Alla cerimonia era anche presente una piccola delegazione dei ragazzi delle classi seconda e terza della scuola secondaria di primo grado: gli studenti hanno letto una poesia di Giuseppe Ungaretti, rilevando come gli uomini di qualunque epoca e coinvolti in qualsiasi conflitto siano accomunati dagli stessi sentimenti: paura, dolore, amore per i propri cari, speranza di ritorno e desiderio di pace.
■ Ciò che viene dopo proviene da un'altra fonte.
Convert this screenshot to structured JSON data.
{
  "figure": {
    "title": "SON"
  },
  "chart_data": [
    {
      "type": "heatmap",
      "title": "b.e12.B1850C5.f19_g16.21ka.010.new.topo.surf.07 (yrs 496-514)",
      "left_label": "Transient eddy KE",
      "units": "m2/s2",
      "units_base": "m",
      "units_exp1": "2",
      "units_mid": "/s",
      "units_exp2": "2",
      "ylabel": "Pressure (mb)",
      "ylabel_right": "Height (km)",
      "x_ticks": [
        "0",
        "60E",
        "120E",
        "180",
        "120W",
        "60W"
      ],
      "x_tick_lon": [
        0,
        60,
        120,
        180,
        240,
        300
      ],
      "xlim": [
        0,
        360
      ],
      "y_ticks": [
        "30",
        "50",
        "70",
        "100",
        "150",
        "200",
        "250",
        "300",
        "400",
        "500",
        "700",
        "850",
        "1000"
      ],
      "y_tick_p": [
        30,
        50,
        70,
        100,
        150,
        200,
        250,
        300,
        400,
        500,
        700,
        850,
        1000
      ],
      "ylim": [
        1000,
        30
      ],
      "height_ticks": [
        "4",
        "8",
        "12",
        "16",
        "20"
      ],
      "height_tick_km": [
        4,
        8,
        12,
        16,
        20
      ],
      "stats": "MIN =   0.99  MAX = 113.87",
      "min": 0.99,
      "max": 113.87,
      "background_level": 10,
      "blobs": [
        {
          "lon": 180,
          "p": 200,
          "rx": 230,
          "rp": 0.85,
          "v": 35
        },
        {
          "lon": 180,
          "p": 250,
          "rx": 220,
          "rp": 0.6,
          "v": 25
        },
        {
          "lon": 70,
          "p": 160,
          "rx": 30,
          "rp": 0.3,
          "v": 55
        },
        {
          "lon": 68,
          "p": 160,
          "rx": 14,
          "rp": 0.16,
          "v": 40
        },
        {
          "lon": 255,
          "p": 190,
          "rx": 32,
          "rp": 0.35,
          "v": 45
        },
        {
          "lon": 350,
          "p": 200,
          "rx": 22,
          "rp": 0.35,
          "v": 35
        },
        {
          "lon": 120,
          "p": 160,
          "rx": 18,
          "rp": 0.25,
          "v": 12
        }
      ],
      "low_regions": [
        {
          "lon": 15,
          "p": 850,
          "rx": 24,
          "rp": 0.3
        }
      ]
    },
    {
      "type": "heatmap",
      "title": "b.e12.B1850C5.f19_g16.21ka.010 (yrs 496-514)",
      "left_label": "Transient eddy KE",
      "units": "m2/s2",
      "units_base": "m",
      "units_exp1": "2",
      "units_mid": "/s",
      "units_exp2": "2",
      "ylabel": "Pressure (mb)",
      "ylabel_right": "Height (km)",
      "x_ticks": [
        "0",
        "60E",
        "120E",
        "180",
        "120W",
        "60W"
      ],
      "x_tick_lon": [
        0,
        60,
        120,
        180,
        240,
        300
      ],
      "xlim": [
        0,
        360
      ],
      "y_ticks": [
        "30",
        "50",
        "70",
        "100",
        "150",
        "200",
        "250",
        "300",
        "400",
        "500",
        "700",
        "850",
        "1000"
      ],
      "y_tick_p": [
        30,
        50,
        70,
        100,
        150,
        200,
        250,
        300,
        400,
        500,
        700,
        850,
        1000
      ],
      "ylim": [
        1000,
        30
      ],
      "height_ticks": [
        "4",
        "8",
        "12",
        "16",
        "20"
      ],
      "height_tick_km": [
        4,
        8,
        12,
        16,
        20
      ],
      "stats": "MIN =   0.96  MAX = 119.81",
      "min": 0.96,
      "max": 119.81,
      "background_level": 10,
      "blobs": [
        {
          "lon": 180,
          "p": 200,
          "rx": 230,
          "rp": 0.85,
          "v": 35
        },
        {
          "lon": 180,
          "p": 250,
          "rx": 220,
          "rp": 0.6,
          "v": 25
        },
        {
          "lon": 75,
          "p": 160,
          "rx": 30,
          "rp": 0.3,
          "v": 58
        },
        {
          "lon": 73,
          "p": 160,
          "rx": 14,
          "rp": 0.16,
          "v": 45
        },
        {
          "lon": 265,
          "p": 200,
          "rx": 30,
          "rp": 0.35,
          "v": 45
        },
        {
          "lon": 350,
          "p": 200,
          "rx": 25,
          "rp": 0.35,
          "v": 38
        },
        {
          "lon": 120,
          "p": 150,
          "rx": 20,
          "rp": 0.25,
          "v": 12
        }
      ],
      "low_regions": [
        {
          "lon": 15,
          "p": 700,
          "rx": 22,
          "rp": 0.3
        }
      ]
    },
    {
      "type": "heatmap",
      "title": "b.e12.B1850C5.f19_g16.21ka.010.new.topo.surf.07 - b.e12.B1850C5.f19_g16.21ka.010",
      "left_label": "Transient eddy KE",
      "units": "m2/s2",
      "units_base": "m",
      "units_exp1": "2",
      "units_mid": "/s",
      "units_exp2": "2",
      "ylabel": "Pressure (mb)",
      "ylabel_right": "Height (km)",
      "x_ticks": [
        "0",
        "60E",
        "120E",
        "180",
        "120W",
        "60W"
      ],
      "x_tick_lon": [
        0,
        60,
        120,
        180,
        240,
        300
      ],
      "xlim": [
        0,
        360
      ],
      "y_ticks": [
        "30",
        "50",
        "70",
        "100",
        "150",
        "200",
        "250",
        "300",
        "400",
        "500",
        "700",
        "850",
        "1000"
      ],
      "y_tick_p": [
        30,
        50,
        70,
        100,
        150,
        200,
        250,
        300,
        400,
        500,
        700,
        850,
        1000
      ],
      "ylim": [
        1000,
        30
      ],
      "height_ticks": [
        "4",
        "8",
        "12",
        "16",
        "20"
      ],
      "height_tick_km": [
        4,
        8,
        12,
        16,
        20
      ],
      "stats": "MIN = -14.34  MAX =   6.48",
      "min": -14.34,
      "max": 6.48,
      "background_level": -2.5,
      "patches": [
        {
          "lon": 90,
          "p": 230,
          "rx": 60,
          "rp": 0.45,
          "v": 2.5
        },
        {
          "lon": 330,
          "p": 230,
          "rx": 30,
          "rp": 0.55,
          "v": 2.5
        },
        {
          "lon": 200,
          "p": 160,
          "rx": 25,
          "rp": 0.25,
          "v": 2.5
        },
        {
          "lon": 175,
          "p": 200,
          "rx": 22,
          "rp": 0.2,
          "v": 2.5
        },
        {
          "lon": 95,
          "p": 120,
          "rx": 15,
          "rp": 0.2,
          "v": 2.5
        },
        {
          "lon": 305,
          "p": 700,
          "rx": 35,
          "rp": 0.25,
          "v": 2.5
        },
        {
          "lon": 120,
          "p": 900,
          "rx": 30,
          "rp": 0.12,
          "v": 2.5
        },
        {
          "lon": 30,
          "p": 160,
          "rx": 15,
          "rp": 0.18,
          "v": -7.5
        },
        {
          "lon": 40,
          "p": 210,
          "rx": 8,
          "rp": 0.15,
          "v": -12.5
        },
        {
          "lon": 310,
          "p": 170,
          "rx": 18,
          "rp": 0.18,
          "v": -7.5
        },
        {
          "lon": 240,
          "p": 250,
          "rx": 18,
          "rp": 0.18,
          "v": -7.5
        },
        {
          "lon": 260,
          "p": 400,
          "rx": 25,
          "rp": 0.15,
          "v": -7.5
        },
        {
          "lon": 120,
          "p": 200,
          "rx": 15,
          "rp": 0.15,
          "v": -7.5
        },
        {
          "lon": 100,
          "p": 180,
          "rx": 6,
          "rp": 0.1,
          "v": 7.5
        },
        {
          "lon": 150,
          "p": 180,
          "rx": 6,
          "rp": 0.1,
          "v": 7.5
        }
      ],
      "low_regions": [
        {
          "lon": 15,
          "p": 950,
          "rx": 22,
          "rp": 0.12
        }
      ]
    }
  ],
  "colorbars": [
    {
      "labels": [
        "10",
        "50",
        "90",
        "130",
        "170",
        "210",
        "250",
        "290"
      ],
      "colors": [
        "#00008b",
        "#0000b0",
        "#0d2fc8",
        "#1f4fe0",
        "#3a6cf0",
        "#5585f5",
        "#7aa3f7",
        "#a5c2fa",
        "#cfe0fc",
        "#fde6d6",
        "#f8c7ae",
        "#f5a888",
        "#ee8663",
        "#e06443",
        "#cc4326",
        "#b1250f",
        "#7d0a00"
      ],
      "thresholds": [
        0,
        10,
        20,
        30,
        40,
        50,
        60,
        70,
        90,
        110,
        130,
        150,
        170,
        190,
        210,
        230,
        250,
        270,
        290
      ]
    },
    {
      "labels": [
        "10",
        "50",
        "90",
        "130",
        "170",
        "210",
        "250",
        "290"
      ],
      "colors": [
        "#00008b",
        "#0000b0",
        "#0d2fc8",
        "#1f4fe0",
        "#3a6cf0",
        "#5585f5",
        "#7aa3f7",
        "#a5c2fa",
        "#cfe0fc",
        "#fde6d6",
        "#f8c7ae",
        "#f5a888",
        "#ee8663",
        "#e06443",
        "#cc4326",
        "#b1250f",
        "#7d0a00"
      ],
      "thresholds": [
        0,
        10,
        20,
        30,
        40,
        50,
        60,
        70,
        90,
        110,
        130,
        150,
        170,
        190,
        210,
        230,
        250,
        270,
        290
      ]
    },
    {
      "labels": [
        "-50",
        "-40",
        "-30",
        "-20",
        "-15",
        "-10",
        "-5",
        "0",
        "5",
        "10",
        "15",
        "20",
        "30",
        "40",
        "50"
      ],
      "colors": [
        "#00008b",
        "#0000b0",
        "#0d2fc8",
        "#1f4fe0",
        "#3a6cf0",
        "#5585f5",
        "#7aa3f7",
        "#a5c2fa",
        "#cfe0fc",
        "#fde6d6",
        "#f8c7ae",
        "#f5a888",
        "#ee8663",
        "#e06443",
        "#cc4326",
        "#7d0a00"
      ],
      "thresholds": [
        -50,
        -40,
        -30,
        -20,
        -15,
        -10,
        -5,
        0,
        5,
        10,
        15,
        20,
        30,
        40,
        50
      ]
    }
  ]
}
"Il ringraziamento - ha chiosato il sindaco - va al gruppo Alpini, al Parroco Don Marco, alla stazione dei carabinieri di San Michele Mondovì, alle insegnanti e alle classi seconda e terza della nostra scuola e a tutte e associazioni presenti. È fondamentale esserci e trovarsi uniti nei momenti di festa, così come sapersi fermare in silenzio e onorare chi ha sacrificato la propria vita, in nome della pace e della libertà, valori che, ai giorni nostri, non apprezziamo mai abbastanza".